Sunday, February 26, 2012

Using laziness to improve the performance of Haskell programs

To improve the performance of a program the only solution is to reduce the amount of work it does. In Haskell we have three options:

  1. Replace an algorithm and/or data structure by one with performance characteristics more suited to our problem. It'll work less because the algorithms work less.
  2. Add strictness to the program so it don't unnecessarily delay computations. It'll work less by not working on thunk creation and such.
  3. Add laziness to the program so it don't do unnecessary computations. It'll work less by not doing some work that will never be used.
Option 1 is usually the only one available in strict programming languages. Option 2 is the usual candidate when Haskell people are talking about improving performance. Option 3 is known, but as it seems counter intuitive when we're trying to optimize for performance we tend to forget about it. It's a great tool to use in some situations and it's always good to think about it.

Suppose we have, inside our program, a function that checks some property of a data structure and depending on the result of this property we branch the flow. Let's say we use the following property:
prop xs = length xs > 2
If the list has at least three elements the property is True, otherwise False. The problem here is we fold the entire list to find its length. Thanks to laziness we are only going through the spine of the list not the actual elements (which may do expensive computations on their own) but it's a waste to do all this work to check if the list has at least three elements. The following program does the same computation and works much less:
prop (_:(_:(_:_))) = True
prop _             = False
The pattern only traverses at most three conses of the list. Testing both versions in GHCi demonstrate the performance improvement. It seems a fact of life that these transformations are necessary, but actually this is due to some unnecessary strictness outside our program.
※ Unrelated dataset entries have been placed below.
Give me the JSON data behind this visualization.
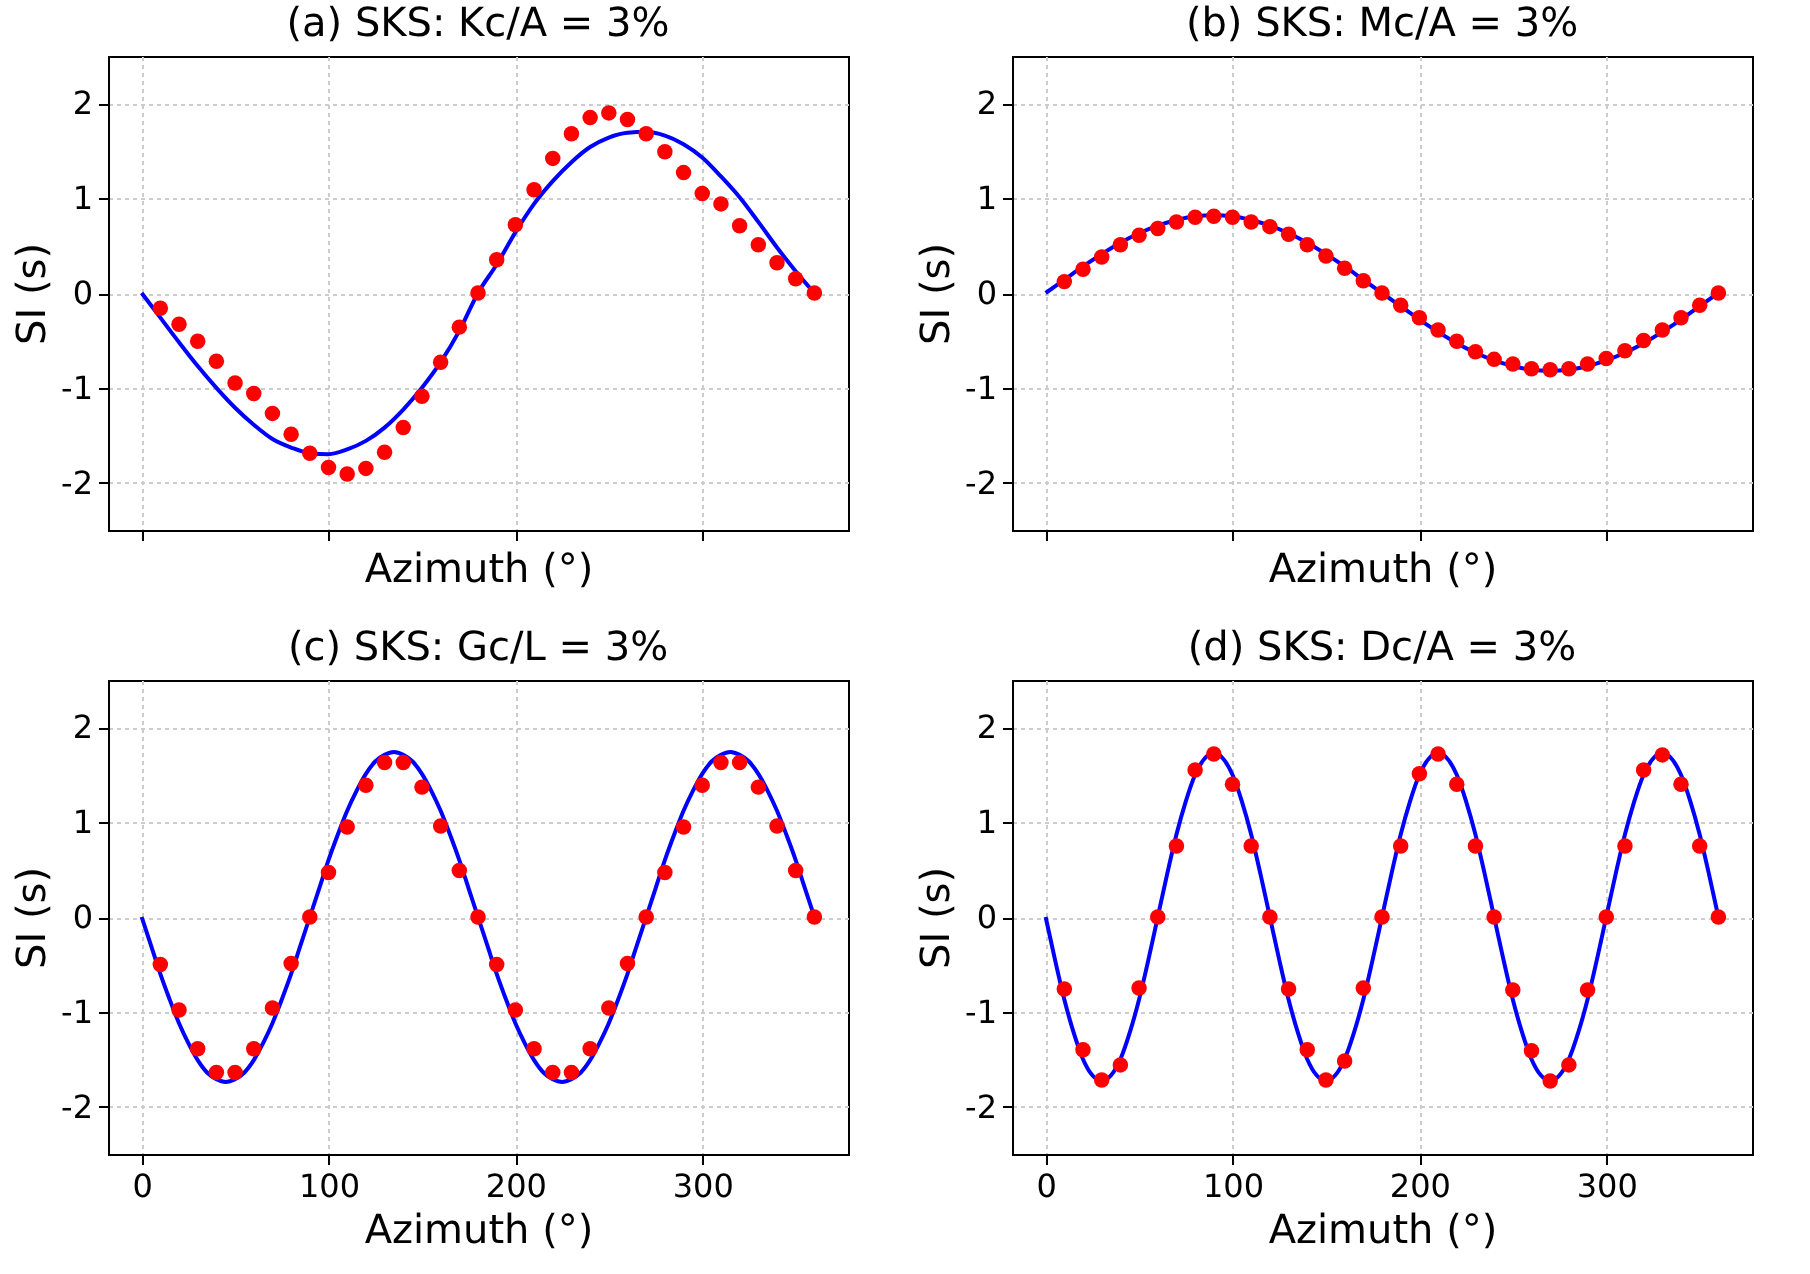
{
  "chart_data": [
    {
      "type": "line",
      "title": "(a) SKS: Kc/A = 3%",
      "xlabel": "Azimuth (°)",
      "ylabel": "SI (s)",
      "xlim": [
        -18,
        378
      ],
      "xticks": [
        0,
        100,
        200,
        300
      ],
      "ylim": [
        -2.5,
        2.5
      ],
      "yticks": [
        -2,
        -1,
        0,
        1,
        2
      ],
      "grid": true,
      "tick_labels": "y",
      "series": [
        {
          "type": "line",
          "color": "#0000ff",
          "line_style": "solid",
          "x": [
            0,
            10,
            20,
            30,
            40,
            50,
            60,
            70,
            80,
            90,
            100,
            110,
            120,
            130,
            140,
            150,
            160,
            170,
            180,
            190,
            200,
            210,
            220,
            230,
            240,
            250,
            260,
            270,
            280,
            290,
            300,
            310,
            320,
            330,
            340,
            350,
            360
          ],
          "values": [
            0,
            -0.26,
            -0.52,
            -0.77,
            -1.0,
            -1.21,
            -1.39,
            -1.54,
            -1.63,
            -1.69,
            -1.7,
            -1.65,
            -1.56,
            -1.42,
            -1.23,
            -1.0,
            -0.73,
            -0.4,
            0,
            0.3,
            0.64,
            0.94,
            1.18,
            1.38,
            1.54,
            1.64,
            1.69,
            1.7,
            1.66,
            1.57,
            1.43,
            1.23,
            1.01,
            0.75,
            0.48,
            0.23,
            0
          ]
        },
        {
          "type": "scatter",
          "color": "#ff0000",
          "marker": "circle",
          "x": [
            10,
            20,
            30,
            40,
            50,
            60,
            70,
            80,
            90,
            100,
            110,
            120,
            130,
            140,
            150,
            160,
            170,
            180,
            190,
            200,
            210,
            220,
            230,
            240,
            250,
            260,
            270,
            280,
            290,
            300,
            310,
            320,
            330,
            340,
            350,
            360
          ],
          "values": [
            -0.16,
            -0.33,
            -0.51,
            -0.72,
            -0.95,
            -1.06,
            -1.27,
            -1.49,
            -1.69,
            -1.84,
            -1.91,
            -1.85,
            -1.68,
            -1.42,
            -1.09,
            -0.73,
            -0.36,
            0,
            0.35,
            0.72,
            1.09,
            1.42,
            1.68,
            1.85,
            1.9,
            1.83,
            1.68,
            1.49,
            1.27,
            1.05,
            0.94,
            0.71,
            0.51,
            0.32,
            0.15,
            0
          ]
        }
      ]
    },
    {
      "type": "line",
      "title": "(b) SKS: Mc/A = 3%",
      "xlabel": "Azimuth (°)",
      "ylabel": "SI (s)",
      "xlim": [
        -18,
        378
      ],
      "xticks": [
        0,
        100,
        200,
        300
      ],
      "ylim": [
        -2.5,
        2.5
      ],
      "yticks": [
        -2,
        -1,
        0,
        1,
        2
      ],
      "grid": true,
      "tick_labels": "y",
      "series": [
        {
          "type": "line",
          "color": "#0000ff",
          "line_style": "solid",
          "x": [
            0,
            10,
            20,
            30,
            40,
            50,
            60,
            70,
            80,
            90,
            100,
            110,
            120,
            130,
            140,
            150,
            160,
            170,
            180,
            190,
            200,
            210,
            220,
            230,
            240,
            250,
            260,
            270,
            280,
            290,
            300,
            310,
            320,
            330,
            340,
            350,
            360
          ],
          "values": [
            0,
            0.14,
            0.28,
            0.41,
            0.53,
            0.63,
            0.71,
            0.77,
            0.81,
            0.82,
            0.81,
            0.77,
            0.71,
            0.63,
            0.53,
            0.41,
            0.28,
            0.14,
            0,
            -0.14,
            -0.28,
            -0.41,
            -0.53,
            -0.63,
            -0.71,
            -0.77,
            -0.81,
            -0.82,
            -0.81,
            -0.77,
            -0.71,
            -0.63,
            -0.53,
            -0.41,
            -0.28,
            -0.14,
            0
          ]
        },
        {
          "type": "scatter",
          "color": "#ff0000",
          "marker": "circle",
          "x": [
            10,
            20,
            30,
            40,
            50,
            60,
            70,
            80,
            90,
            100,
            110,
            120,
            130,
            140,
            150,
            160,
            170,
            180,
            190,
            200,
            210,
            220,
            230,
            240,
            250,
            260,
            270,
            280,
            290,
            300,
            310,
            320,
            330,
            340,
            350,
            360
          ],
          "values": [
            0.12,
            0.25,
            0.38,
            0.51,
            0.61,
            0.68,
            0.75,
            0.8,
            0.81,
            0.8,
            0.75,
            0.7,
            0.62,
            0.51,
            0.39,
            0.26,
            0.13,
            0,
            -0.13,
            -0.26,
            -0.39,
            -0.51,
            -0.62,
            -0.7,
            -0.75,
            -0.8,
            -0.81,
            -0.8,
            -0.75,
            -0.69,
            -0.61,
            -0.5,
            -0.39,
            -0.26,
            -0.13,
            0
          ]
        }
      ]
    },
    {
      "type": "line",
      "title": "(c) SKS: Gc/L = 3%",
      "xlabel": "Azimuth (°)",
      "ylabel": "SI (s)",
      "xlim": [
        -18,
        378
      ],
      "xticks": [
        0,
        100,
        200,
        300
      ],
      "ylim": [
        -2.5,
        2.5
      ],
      "yticks": [
        -2,
        -1,
        0,
        1,
        2
      ],
      "grid": true,
      "series": [
        {
          "type": "line",
          "color": "#0000ff",
          "line_style": "solid",
          "x": [
            0,
            5,
            10,
            15,
            20,
            25,
            30,
            35,
            40,
            45,
            50,
            55,
            60,
            65,
            70,
            75,
            80,
            85,
            90,
            95,
            100,
            105,
            110,
            115,
            120,
            125,
            130,
            135,
            140,
            145,
            150,
            155,
            160,
            165,
            170,
            175,
            180,
            185,
            190,
            195,
            200,
            205,
            210,
            215,
            220,
            225,
            230,
            235,
            240,
            245,
            250,
            255,
            260,
            265,
            270,
            275,
            280,
            285,
            290,
            295,
            300,
            305,
            310,
            315,
            320,
            325,
            330,
            335,
            340,
            345,
            350,
            355,
            360
          ],
          "values": [
            0,
            -0.3,
            -0.6,
            -0.87,
            -1.12,
            -1.33,
            -1.51,
            -1.64,
            -1.71,
            -1.74,
            -1.71,
            -1.64,
            -1.51,
            -1.33,
            -1.12,
            -0.87,
            -0.6,
            -0.3,
            0,
            0.3,
            0.6,
            0.87,
            1.12,
            1.33,
            1.51,
            1.64,
            1.71,
            1.74,
            1.71,
            1.64,
            1.51,
            1.33,
            1.12,
            0.87,
            0.6,
            0.3,
            0,
            -0.3,
            -0.6,
            -0.87,
            -1.12,
            -1.33,
            -1.51,
            -1.64,
            -1.71,
            -1.74,
            -1.71,
            -1.64,
            -1.51,
            -1.33,
            -1.12,
            -0.87,
            -0.6,
            -0.3,
            0,
            0.3,
            0.6,
            0.87,
            1.12,
            1.33,
            1.51,
            1.64,
            1.71,
            1.74,
            1.71,
            1.64,
            1.51,
            1.33,
            1.12,
            0.87,
            0.6,
            0.3,
            0
          ]
        },
        {
          "type": "scatter",
          "color": "#ff0000",
          "marker": "circle",
          "x": [
            10,
            20,
            30,
            40,
            50,
            60,
            70,
            80,
            90,
            100,
            110,
            120,
            130,
            140,
            150,
            160,
            170,
            180,
            190,
            200,
            210,
            220,
            230,
            240,
            250,
            260,
            270,
            280,
            290,
            300,
            310,
            320,
            330,
            340,
            350,
            360
          ],
          "values": [
            -0.5,
            -0.98,
            -1.39,
            -1.64,
            -1.64,
            -1.39,
            -0.96,
            -0.49,
            0,
            0.47,
            0.95,
            1.39,
            1.63,
            1.63,
            1.37,
            0.96,
            0.49,
            0,
            -0.5,
            -0.98,
            -1.39,
            -1.64,
            -1.64,
            -1.39,
            -0.96,
            -0.49,
            0,
            0.47,
            0.95,
            1.39,
            1.63,
            1.63,
            1.37,
            0.96,
            0.49,
            0
          ]
        }
      ]
    },
    {
      "type": "line",
      "title": "(d) SKS: Dc/A = 3%",
      "xlabel": "Azimuth (°)",
      "ylabel": "SI (s)",
      "xlim": [
        -18,
        378
      ],
      "xticks": [
        0,
        100,
        200,
        300
      ],
      "ylim": [
        -2.5,
        2.5
      ],
      "yticks": [
        -2,
        -1,
        0,
        1,
        2
      ],
      "grid": true,
      "series": [
        {
          "type": "line",
          "color": "#0000ff",
          "line_style": "solid",
          "x": [
            0,
            5,
            10,
            15,
            20,
            25,
            30,
            35,
            40,
            45,
            50,
            55,
            60,
            65,
            70,
            75,
            80,
            85,
            90,
            95,
            100,
            105,
            110,
            115,
            120,
            125,
            130,
            135,
            140,
            145,
            150,
            155,
            160,
            165,
            170,
            175,
            180,
            185,
            190,
            195,
            200,
            205,
            210,
            215,
            220,
            225,
            230,
            235,
            240,
            245,
            250,
            255,
            260,
            265,
            270,
            275,
            280,
            285,
            290,
            295,
            300,
            305,
            310,
            315,
            320,
            325,
            330,
            335,
            340,
            345,
            350,
            355,
            360
          ],
          "values": [
            0,
            -0.45,
            -0.87,
            -1.22,
            -1.5,
            -1.67,
            -1.73,
            -1.67,
            -1.5,
            -1.22,
            -0.87,
            -0.45,
            0,
            0.45,
            0.87,
            1.22,
            1.5,
            1.67,
            1.73,
            1.67,
            1.5,
            1.22,
            0.87,
            0.45,
            0,
            -0.45,
            -0.87,
            -1.22,
            -1.5,
            -1.67,
            -1.73,
            -1.67,
            -1.5,
            -1.22,
            -0.87,
            -0.45,
            0,
            0.45,
            0.87,
            1.22,
            1.5,
            1.67,
            1.73,
            1.67,
            1.5,
            1.22,
            0.87,
            0.45,
            0,
            -0.45,
            -0.87,
            -1.22,
            -1.5,
            -1.67,
            -1.73,
            -1.67,
            -1.5,
            -1.22,
            -0.87,
            -0.45,
            0,
            0.45,
            0.87,
            1.22,
            1.5,
            1.67,
            1.73,
            1.67,
            1.5,
            1.22,
            0.87,
            0.45,
            0
          ]
        },
        {
          "type": "scatter",
          "color": "#ff0000",
          "marker": "circle",
          "x": [
            10,
            20,
            30,
            40,
            50,
            60,
            70,
            80,
            90,
            100,
            110,
            120,
            130,
            140,
            150,
            160,
            170,
            180,
            190,
            200,
            210,
            220,
            230,
            240,
            250,
            260,
            270,
            280,
            290,
            300,
            310,
            320,
            330,
            340,
            350,
            360
          ],
          "values": [
            -0.76,
            -1.4,
            -1.72,
            -1.56,
            -0.75,
            0,
            0.75,
            1.55,
            1.72,
            1.4,
            0.75,
            0,
            -0.76,
            -1.4,
            -1.72,
            -1.52,
            -0.75,
            0,
            0.75,
            1.51,
            1.72,
            1.4,
            0.75,
            0,
            -0.77,
            -1.41,
            -1.73,
            -1.56,
            -0.77,
            0,
            0.75,
            1.55,
            1.71,
            1.4,
            0.75,
            0
          ]
        }
      ]
    }
  ]
}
We only need to write down this new version because length returns an Int which is a strict, unboxed, value in GHC. So to check if length xs > 2 we need to compare two strict values which need to be fully evaluated, so length must be fully evaluated.

Now that we found the culprit, what can we do? As usual we are saved by theory and it's paladin. Let's digress a bit and find a lazier number representation.

The length of a list is natural number, not an integer. There's no list with negative length, it makes no sense. If we use the Peano axioms to express natural numbers we end up with the following datatype:
data N = Z   -- A natural N is either zero (Z)
       | S N -- or the sucessor of a natural (S N)
Naturals have a total order:
instance Ord N where
    Z   <= _   = True
    _   <= Z   = False
    S x <= S y = x <= y
This formulation of the naturals is as lazy as we need. The comparison will only go as far as it needs, until we reach a zero on either side.

Now we restate the property, but using genericLength instead of length and using our natural number formulation (assume the usual Eq and Num instances for N):
prop xs = genericLength xs > (2 :: N)
Now the strictness problem disappears. If we think about this a bit we'll realize our earlier performance improvement is isomorphic to this, because the spine of a list is isomorphic to the natural numbers.

Let that sink in for  a while.

If we write prop using naturals, but in the second form we have this:
prop xs = case (genericLength xs :: N) of
    (S (S (S _))) = True
    _             = False
The only difference in the patterns is we're using S x instead of _:x. Remembering that _:x means we care only about the shape of the list not its contents it becomes clear that empty lists are equivalent to zero and a cons is equivalent to a successor.

Our optimization was just stating in long form the isomorphism between the spine of a list and natural numbers.

1 comment:

  1. Ah. Now I understand why you favourited my tweet! ;-)